The US Food and Drug Administration (FDA) on Monday finalized draft guidance on developing direct-acting antiviral (DAA) drugs to treat Hepatitis C after revising the guidance twice.
The guidance addresses nonclinical development, early clinical development and Phase 3 protocol designs, including trial design options, choice of noninferiority margins for active-controlled Phase 3 trials in the evaluation of interferon (IFN)- free regimens, and trial design options and safety evaluations for specific populations, including patients with decompensated cirrhosis, patients either pre- or post-liver transplant and patients with chronic kidney disease and clinical virology considerations.
The 40-page guidance was previously revised in draft form in May 2016 and in October 2013. According to FDA’s Federal Register notice on Monday, changes made between the draft and final versions include:
- The modification of several sections to focus on IFN-free DAA regimens. Additional clarification on trial designs for combinations of investigational DAAs with or without ribavirin.
- Additional clarification on the recommended trial population to include patients with clinical or laboratory evidence of chronic hepatitis C disease, such as the presence of fibrosis by biopsy or noninvasive tests.
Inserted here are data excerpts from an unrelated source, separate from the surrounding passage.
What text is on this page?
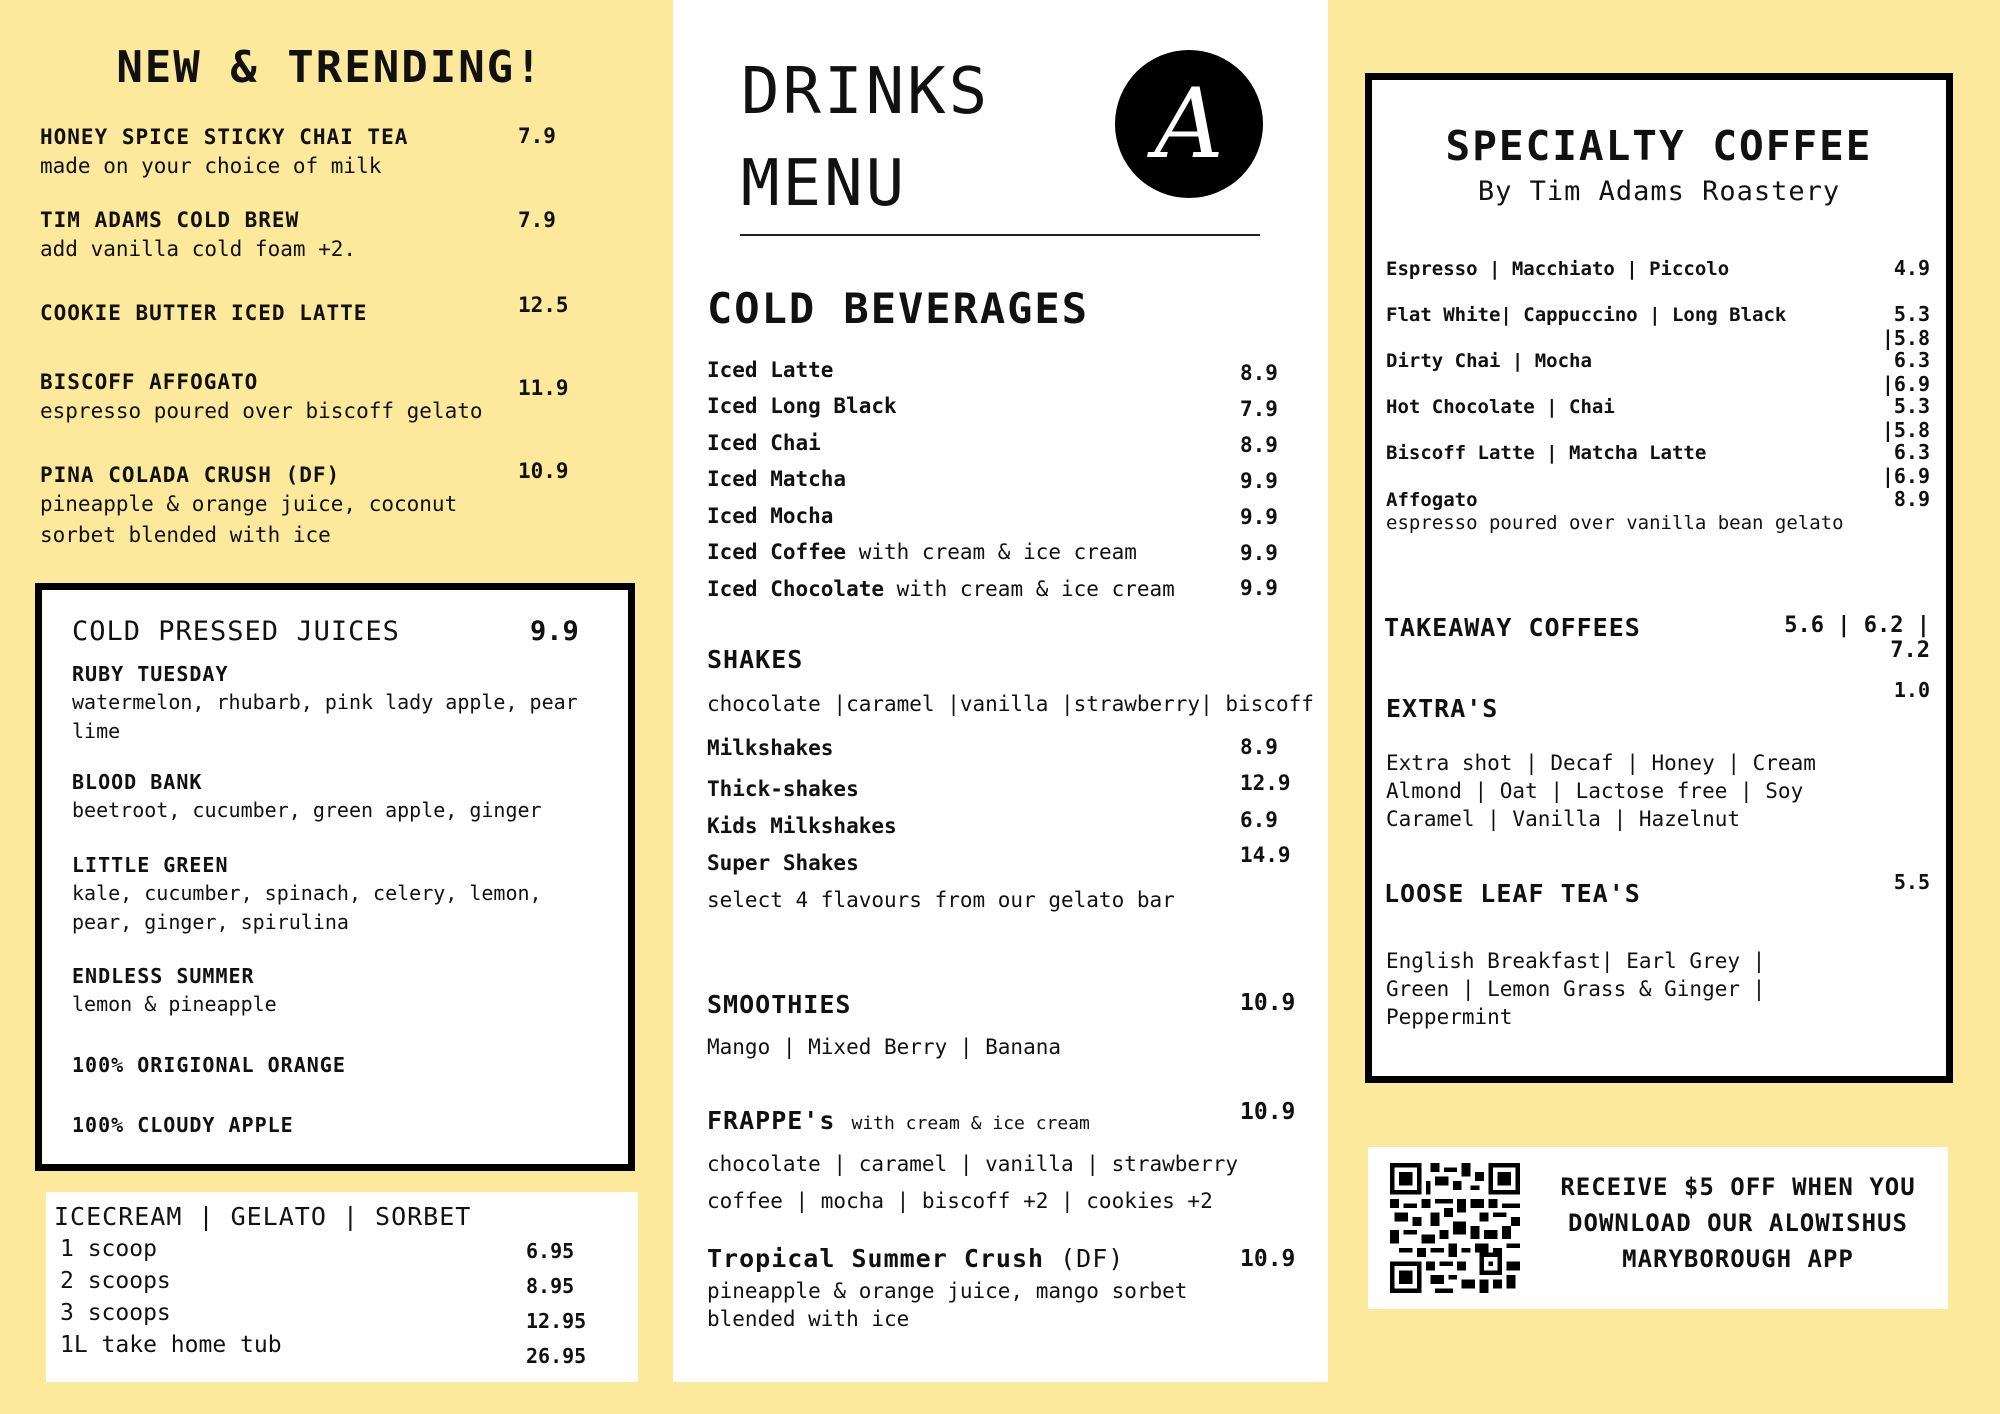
NEW & TRENDING!
HONEY SPICE STICKY CHAI TEA
made on your choice of milk
7.9
TIM ADAMS COLD BREW
add vanilla cold foam +2.
7.9
COOKIE BUTTER ICED LATTE	12.5
BISCOFF AFFOGATO
espresso poured over biscoff gelato
11.9
PINA COLADA CRUSH (DF)
pineapple & orange juice, coconut sorbet blended with ice
10.9
COLD PRESSED JUICES	9.9
RUBY TUESDAY
watermelon, rhubarb, pink lady apple, pear lime
BLOOD BANK
beetroot, cucumber, green apple, ginger
LITTLE GREEN
kale, cucumber, spinach, celery, lemon, pear, ginger, spirulina
ENDLESS SUMMER
lemon & pineapple
100% ORIGIONAL ORANGE
100% CLOUDY APPLE
ICECREAM | GELATO | SORBET
1 scoop	6.95
2 scoops	8.95
3 scoops	12.95
1L take home tub	26.95
DRINKS
MENU
A
COLD BEVERAGES
Iced Latte	8.9
Iced Long Black	7.9
Iced Chai	8.9
Iced Matcha	9.9
Iced Mocha	9.9
Iced Coffee with cream & ice cream	9.9
Iced Chocolate with cream & ice cream	9.9
SHAKES
chocolate |caramel |vanilla |strawberry| biscoff
Milkshakes	8.9
Thick-shakes	12.9
Kids Milkshakes	6.9
Super Shakes	14.9
select 4 flavours from our gelato bar
SMOOTHIES	10.9
Mango | Mixed Berry | Banana
FRAPPE's with cream & ice cream	10.9
chocolate | caramel | vanilla | strawberry
coffee | mocha | biscoff +2 | cookies +2
Tropical Summer Crush (DF)	10.9
pineapple & orange juice, mango sorbet
blended with ice
SPECIALTY COFFEE
By Tim Adams Roastery
Espresso | Macchiato | Piccolo	4.9
Flat White| Cappuccino | Long Black	5.3 |5.8
Dirty Chai | Mocha	6.3 |6.9
Hot Chocolate | Chai	5.3 |5.8
Biscoff Latte | Matcha Latte	6.3 |6.9
Affogato	8.9
espresso poured over vanilla bean gelato
TAKEAWAY COFFEES	5.6 | 6.2 | 7.2
EXTRA'S
1.0
Extra shot | Decaf | Honey | Cream
Almond | Oat | Lactose free | Soy
Caramel | Vanilla | Hazelnut
LOOSE LEAF TEA'S	5.5
English Breakfast| Earl Grey |
Green | Lemon Grass & Ginger |
Peppermint
RECEIVE $5 OFF WHEN YOU
DOWNLOAD OUR ALOWISHUS
MARYBOROUGH APP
- Additional details on DAA drug development in patients with decompensated cirrhosis, including recommendations for a review by an independent adjudication committee for all serious hepatic events, deaths, liver transplantations, and changes in prespecified alanine transaminase, aspartate transaminase, and bilirubin parameters and a recommendation for long-term followup to characterize clinical outcomes such as progression or regression of liver disease, liver-related mortality, occurrence of hepatocellular carcinoma, or liver failure requiring liver transplantation.
- Additional clarification on efficacy endpoints, specifically additional post-treatment followup (e.g., 1 year or longer) may be needed if one or more drugs in the regimen has a long plasma or intracellular half-life or prolonged antiviral activity.